There’s very little that can be done about stopping GameOver Zeus and all the associated botnets: the group of infected computers carrying out the instructions of a remote master. The key thing is that users look after themselves better online.
There’s no single piece of software that can thwart all the Zeus-related threats, which essentially involve ransacking infected computers for financial information and then, if nothing is discovered, using Cryptolocker ransomware to lock up personal information and refusing to release it unless the owner pays a ransom.
Unlike less sophisticated botnets, in the Zeus botnet a master controller can be created at any place on the internet and start rallying their troops on information-harvesting exercises. So grabbing hold of a few bot masters and strangling them is not really going to cause any long-term damage to their infrastructure. It almost feels like the internet is becoming alive, with its own in-built ecosystem.
The internet is filled with botnets
Indeed, botnets and the associated Cryptolocker ransomware have been running happily on the internet for quite a while now. If you look at any internet traffic, you’ll find a whole lot related to botnets, who are blindly harvesting data such as bank login details in order to steal from the victims. While the FBI’s moves this week to take over the Zeus botnet are good, botnets have been used for many years and have been going up and down, with very little that can be done to stamp them out.
In times gone past you switched your computer on, and if someone on the network had been infected with a virus, there was a good chance that you were too. But it’s not really like that now, as infection tends to be through a phishing email, where there’s a link to follow; or through a trojan contained in a software download.

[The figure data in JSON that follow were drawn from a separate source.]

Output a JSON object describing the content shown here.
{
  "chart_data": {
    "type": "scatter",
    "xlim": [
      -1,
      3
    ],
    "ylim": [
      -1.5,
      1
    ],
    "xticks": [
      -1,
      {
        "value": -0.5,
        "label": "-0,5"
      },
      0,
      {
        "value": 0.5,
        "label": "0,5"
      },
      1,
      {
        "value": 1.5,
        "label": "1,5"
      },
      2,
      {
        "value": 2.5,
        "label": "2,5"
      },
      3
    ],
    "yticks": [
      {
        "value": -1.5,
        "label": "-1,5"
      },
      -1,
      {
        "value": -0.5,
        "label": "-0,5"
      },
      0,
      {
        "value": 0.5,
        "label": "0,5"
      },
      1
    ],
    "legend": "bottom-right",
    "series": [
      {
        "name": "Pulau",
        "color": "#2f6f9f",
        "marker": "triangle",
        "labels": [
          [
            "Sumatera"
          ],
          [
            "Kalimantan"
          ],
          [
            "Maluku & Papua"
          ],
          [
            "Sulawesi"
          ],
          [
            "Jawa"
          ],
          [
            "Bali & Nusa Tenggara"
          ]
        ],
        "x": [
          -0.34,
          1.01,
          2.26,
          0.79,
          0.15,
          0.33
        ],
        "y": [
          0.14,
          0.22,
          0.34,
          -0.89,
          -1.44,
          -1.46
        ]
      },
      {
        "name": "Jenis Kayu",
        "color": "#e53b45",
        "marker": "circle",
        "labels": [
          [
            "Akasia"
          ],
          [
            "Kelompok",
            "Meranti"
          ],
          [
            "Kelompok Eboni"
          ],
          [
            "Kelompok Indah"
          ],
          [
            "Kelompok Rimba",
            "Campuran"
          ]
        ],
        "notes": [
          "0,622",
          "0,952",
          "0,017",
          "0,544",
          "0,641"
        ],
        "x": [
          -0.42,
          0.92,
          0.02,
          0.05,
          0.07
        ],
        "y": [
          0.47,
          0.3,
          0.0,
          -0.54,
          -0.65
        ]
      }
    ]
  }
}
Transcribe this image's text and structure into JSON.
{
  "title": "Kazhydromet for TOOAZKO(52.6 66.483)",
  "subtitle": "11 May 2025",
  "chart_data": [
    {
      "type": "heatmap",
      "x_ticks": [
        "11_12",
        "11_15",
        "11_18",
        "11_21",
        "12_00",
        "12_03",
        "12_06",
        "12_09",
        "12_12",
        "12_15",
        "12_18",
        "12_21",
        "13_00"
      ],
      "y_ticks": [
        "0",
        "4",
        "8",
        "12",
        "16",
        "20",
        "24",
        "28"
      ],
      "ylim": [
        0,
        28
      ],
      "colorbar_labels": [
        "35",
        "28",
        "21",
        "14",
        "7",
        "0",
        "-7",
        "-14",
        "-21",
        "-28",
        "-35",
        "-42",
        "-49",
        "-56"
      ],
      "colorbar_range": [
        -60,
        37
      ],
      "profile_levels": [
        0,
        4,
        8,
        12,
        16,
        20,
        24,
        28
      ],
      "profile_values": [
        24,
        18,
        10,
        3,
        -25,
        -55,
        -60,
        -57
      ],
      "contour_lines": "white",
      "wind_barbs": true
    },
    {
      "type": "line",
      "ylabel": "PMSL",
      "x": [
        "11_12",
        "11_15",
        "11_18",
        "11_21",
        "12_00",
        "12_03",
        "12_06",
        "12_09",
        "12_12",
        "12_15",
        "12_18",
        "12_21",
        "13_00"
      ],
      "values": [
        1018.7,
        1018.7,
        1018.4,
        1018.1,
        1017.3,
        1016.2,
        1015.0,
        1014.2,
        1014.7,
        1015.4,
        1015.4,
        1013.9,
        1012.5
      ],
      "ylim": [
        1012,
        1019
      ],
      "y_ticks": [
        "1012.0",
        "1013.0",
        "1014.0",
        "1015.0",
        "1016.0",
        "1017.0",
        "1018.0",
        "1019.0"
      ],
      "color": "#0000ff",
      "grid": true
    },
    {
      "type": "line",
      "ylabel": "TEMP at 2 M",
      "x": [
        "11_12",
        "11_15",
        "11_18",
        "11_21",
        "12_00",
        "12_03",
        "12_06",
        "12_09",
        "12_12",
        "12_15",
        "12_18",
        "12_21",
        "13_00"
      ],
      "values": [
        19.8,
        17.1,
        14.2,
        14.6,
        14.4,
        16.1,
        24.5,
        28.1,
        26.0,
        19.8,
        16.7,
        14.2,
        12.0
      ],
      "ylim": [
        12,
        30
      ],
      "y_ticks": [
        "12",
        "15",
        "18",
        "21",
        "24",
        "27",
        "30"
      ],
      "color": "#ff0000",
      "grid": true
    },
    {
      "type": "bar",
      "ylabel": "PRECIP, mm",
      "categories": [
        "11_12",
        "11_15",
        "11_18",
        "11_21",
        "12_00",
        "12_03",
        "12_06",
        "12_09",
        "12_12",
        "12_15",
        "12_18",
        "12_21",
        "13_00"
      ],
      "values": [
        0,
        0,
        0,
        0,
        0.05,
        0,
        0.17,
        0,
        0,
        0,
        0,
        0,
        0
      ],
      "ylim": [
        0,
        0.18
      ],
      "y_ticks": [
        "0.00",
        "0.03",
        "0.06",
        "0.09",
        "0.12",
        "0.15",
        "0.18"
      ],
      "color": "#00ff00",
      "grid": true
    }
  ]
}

These threats are mainly fixed by users downloading security updates for their systems – “patching” in the jargon – not necessarily people rushing to update their virus scanners. Take away patching for the Windows XP operating system and you create a new risk from a threat that has been around for a while. This makes Zeus different from Heartbleed, which was real and new when it struck in April. As long as we have unpatched systems, we’ll have botnets.
If a user has an unpatched system, they can be exposed to the three major threats, which are due to vulnerabilities in Adobe Flash, Adobe PDF and Java. The threats are fairly easy to implement for script kiddies using exploit kits such as Phoenix, which has all the scripts required to create the documents and code necessary to exploit the user’s machine.
Blame the old viruses
The way the Zeus headlines put it, we are going to get hit, no matter where we are, and it’s coming to get us, just by connecting to the internet. This is far from the truth. The old-fashioned worms and viruses have a lot to answer for, since they have created a sense that computer infections still spread in this way.
The attack that is coming in two weeks is mainly related to phishing emails that will request you to submit your tax return online. If you click on the link, there will be a PDF, a Flash file or a Java program which then exploits your system by running some code and dialling back to the main master botnet controller, which downloads the latest data harvester for your machine.
Most people can now spot these emails a mile off. (Strangely our spam checkers often let these though, as they often have an email address of a person who might actually know you.) Not clicking on the link in the first place protects you. If you are stupid enough to click on it, then a patched system will often stop the exploit from working.
So a stronger message for the authorities to put out there would have been to define what a phishing email looks like; tell people not to click any email links unless they are fully trusted; and tell them to patch their systems.
To conclude, don’t be frightened by the headlines but be careful. The threat is not new, and it won’t explode in two weeks time, like Heartbleed did, but you are at risk, and you have been for quite a while.
The media need to be careful that they don’t desensitise the general public. The internet and the cloud are two of the greatest things that have happened in the history of mankind. We need to educate and inform, rather than frighten. So the bottom line is still: patch your system, and be safe.
Organisations such as the NCA are doing good work in disrupting crime gangs, but users too need to be part of the fight, and broadcast media also have a key role in not only alerting users of threats, but to also inform and educate.